Construction works on US $30bn liquefied natural gas (LNG) project in Tanzania is set to begin in 2023. Energy Minister Medard Kalemani announced the plans and said the scheduled date follow the resumption of talks with companies including Equinor ASA. Construction is expected to take about five years.
The billion dollar LNG project in Tanzania has been in considerations since 2014. It however stalled for more than a year under the administration of the former President, the late John Pombe Magufuli who prioritized the East Africa Crude Oil Pipeline project.

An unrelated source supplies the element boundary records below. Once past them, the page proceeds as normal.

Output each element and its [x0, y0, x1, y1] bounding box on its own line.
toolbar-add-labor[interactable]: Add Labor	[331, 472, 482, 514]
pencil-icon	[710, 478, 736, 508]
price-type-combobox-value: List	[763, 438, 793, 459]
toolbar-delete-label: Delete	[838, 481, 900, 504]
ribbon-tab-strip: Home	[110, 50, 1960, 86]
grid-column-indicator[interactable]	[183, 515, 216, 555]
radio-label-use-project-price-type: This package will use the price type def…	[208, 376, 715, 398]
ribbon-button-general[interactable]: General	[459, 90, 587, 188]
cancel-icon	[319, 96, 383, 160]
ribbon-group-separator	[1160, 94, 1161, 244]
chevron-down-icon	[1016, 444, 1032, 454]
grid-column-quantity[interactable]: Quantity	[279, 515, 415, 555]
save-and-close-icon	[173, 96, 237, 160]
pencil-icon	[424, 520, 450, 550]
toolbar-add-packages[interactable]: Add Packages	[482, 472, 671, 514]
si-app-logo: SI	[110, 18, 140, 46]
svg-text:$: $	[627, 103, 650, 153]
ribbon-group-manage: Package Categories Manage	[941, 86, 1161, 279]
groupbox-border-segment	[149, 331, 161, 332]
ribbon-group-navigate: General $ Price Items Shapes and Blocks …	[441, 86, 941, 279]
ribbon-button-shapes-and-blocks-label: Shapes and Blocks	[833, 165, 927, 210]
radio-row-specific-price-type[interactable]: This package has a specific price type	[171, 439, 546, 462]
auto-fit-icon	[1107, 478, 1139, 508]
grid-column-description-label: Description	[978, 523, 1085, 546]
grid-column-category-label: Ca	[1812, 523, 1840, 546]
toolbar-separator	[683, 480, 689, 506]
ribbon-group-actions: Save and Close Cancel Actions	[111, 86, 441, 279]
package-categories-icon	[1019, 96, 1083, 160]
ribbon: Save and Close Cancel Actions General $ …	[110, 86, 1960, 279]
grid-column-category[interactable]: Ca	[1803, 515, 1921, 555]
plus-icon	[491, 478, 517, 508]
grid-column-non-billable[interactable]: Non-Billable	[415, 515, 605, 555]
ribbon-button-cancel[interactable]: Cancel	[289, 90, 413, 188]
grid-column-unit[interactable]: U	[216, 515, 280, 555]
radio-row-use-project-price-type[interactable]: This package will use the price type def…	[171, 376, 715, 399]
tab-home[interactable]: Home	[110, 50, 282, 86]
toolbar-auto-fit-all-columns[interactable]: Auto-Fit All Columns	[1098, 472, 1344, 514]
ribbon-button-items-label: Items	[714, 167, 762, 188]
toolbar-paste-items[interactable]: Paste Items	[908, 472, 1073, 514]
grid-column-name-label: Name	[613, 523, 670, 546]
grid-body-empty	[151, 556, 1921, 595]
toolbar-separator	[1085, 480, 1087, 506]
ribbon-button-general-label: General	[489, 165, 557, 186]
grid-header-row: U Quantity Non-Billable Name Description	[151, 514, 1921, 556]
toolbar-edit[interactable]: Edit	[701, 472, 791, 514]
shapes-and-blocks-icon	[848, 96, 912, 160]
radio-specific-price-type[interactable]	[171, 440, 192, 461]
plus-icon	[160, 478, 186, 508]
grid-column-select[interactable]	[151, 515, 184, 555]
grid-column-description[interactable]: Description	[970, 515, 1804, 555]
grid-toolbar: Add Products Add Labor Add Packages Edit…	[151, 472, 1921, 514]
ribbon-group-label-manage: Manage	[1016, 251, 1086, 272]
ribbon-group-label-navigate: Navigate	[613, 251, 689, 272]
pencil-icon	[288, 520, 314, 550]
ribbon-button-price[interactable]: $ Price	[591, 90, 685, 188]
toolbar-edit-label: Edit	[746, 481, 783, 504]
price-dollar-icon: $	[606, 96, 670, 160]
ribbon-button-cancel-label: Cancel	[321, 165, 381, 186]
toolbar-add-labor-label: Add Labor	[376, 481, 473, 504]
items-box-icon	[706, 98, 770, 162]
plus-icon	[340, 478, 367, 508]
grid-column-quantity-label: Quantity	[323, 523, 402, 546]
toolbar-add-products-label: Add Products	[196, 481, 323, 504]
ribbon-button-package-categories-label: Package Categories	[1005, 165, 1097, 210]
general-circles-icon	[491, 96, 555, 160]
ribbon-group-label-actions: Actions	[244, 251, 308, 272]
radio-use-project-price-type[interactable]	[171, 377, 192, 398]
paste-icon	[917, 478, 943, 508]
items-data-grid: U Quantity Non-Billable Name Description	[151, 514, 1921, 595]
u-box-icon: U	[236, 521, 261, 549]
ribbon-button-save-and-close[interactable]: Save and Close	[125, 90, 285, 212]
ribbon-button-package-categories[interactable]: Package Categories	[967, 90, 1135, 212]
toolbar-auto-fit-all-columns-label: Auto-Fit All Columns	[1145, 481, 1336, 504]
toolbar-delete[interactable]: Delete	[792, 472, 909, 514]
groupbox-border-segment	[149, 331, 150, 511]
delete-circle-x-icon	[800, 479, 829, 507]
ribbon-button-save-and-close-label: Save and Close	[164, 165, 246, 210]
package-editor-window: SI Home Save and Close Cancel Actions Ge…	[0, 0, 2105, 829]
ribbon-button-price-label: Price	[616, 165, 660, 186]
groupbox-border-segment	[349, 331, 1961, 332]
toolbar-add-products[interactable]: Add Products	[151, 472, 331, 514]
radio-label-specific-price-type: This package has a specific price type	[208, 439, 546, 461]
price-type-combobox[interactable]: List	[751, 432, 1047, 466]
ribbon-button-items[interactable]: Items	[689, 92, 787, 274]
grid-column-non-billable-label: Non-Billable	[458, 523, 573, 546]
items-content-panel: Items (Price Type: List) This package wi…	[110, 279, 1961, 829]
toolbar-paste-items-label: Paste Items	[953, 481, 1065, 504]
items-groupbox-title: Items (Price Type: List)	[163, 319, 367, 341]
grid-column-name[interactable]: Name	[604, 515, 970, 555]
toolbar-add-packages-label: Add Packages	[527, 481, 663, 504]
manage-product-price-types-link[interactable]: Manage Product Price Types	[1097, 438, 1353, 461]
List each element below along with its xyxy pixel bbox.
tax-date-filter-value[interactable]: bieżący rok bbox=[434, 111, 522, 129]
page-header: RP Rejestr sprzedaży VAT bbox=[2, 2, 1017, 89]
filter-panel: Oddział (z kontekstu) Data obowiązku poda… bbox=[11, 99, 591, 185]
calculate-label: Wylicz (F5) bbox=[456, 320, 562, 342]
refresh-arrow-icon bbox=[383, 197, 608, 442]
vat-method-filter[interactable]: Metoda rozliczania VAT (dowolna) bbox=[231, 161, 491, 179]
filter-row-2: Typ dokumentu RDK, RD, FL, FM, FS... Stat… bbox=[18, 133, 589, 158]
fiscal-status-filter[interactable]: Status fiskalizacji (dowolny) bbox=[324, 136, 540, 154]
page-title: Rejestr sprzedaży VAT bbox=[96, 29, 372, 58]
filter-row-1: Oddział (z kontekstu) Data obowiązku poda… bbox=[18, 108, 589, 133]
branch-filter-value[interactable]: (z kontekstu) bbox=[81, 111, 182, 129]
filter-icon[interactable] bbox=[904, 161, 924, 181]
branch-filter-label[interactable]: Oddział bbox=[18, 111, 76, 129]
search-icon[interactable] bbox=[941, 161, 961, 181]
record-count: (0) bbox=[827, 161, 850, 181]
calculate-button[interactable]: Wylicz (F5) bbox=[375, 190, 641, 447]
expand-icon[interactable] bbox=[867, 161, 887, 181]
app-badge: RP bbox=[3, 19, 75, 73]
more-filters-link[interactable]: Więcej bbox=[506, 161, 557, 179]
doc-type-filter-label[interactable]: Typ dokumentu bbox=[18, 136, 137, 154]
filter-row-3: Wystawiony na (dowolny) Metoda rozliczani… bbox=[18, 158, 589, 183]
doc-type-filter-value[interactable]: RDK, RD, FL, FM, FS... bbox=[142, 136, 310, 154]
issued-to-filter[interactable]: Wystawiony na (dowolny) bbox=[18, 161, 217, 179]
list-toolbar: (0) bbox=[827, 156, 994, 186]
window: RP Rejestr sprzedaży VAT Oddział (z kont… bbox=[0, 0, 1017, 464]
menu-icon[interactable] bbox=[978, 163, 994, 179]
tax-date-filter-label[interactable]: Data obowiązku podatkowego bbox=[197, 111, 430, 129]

Resumption of negotiations
President Suluhu then took charge and directed her administration to fast-track delayed investments on the project. She ordered the resumption of negotiations with the companies in May, about four months after Equinor’s decision to take a US $982m impairment on the project following failure to settle fiscal and commercial terms with Tanzania.
“We expect to conclude negotiations for a number government agreement and review production sharing agreements by June next year. Compensation process have been finalized to pave way for the project,” said Kalemani.
The country will involve gas from Shell-operated blocks 1 and 4 and Equinor’s Block 2 being piped from deep-water subsea wells to two or three liquefaction trains at Lindi. These blocks house about 35 trillion cubic feet of recoverable gas, split evenly between the two operators’ assets.
“Meanwhile, discussions are ongoing on another LNG plant which will involve construction of a two- train onshore that will export gas from the country. Other project partners include Royal Dutch Shell Plc, Exxon Mobil Corp., Sophi Energy Ltd. and Pavilion Energy Pte Ltd. A pipeline network to connect and distribute gas to more than 10,000 homes and factories, in the Dar es Salaam is also being developed by the government,” said Kalemani.